Irish Independent

Banks accused of ‘shafting’ home buyers and savers on interest rates

- Charlie Weston PERSONAL FINANCE EDITOR

BANKS have been accused of “shafting” consumers after it emerged that savers in this country are getting seven times less in interest than people with money in banks across the eurozone.

This is despite Irish banks charging the second highest mortgage rates in the currency bloc.

The average mortgage rate being charged to first-time buyers rose here last month, pushing the gap between rates charged here and in the rest of the eurozone wider.

A typical first-time buyer in this country is paying almost €170 more a month than the average paid by new buyers in the 19 countries that make up the single currency.

The poor savings interest rate being paid, while mortgage holders are paying high rates, has been condemned as a rip-off.

New figures from the Central Bank show that savers here are getting a very poor deal, with interest rates close to zero.

A lump sum saved in a bank or credit union here will generate an annual interest payment of just 0.05pc before tax, the figures show. This would mean €1,000 saved for a year would generate just 50c in interest, before tax.

This is 6.6 times lower than the average across the eurozone which is 0.33pc.

Mortgage rates here are the second highest after those charged by Greek banks.

Daragh Cassidy of price comparison site Bonkers.ie said first-time buyers in Ireland are paying over €173 more on average each month compared to eurozone average.

“You can’t help but feel Irish consumers are being shafted,” he said.

“As well as having to contend with some of the highest mortgage rates in the eurozone, we’re also being hit with some of the lowest saving rates.”

There was a slight increase in the average interest rate charged on new mortgages issued in August despite falling rates across the zone.

At 2.99pc, the rate is up from 2.98pc in July. But the average rates in the eurozone fell to a new series low of 1.48pc.
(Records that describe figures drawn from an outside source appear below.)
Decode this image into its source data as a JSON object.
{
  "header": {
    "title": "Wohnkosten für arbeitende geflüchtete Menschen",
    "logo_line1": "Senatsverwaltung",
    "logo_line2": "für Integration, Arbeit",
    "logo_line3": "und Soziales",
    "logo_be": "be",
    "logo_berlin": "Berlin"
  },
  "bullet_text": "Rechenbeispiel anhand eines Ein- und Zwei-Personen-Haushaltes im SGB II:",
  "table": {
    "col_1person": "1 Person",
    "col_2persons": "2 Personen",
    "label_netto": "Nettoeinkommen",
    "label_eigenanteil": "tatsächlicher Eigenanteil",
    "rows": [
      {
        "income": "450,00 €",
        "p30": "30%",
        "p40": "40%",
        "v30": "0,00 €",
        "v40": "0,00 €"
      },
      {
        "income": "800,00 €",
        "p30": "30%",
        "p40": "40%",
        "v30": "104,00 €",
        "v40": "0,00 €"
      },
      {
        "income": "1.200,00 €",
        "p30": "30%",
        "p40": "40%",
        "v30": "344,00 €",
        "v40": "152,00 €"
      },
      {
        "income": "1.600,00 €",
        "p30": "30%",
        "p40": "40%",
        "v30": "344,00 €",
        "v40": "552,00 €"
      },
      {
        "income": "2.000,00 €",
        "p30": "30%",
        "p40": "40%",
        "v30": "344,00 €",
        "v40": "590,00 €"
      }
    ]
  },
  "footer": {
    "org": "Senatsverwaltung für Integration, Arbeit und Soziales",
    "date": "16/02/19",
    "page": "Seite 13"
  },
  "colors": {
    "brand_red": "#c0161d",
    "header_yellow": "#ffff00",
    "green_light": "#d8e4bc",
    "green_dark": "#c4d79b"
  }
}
Mr Cassidy said figures from the Banking and Payments Federation Ireland show that the average first-time buyer mortgage in Ireland is around €225,000. This means a firsttime buyer here who takes out a mortgage of this size over 30 years is paying on average over €173 more each month.

Over a year, this works out at almost €2,100 a year more being paid here.

Banks here blame higher levels of arrears and the difficulty repossessi­ng properties, where the mortgage is not being paid, for the high lending rates and near-zero deposit interest.

Banks here are required to set aside more capital than their eurozone counterpar­ts when they issue a mortgage.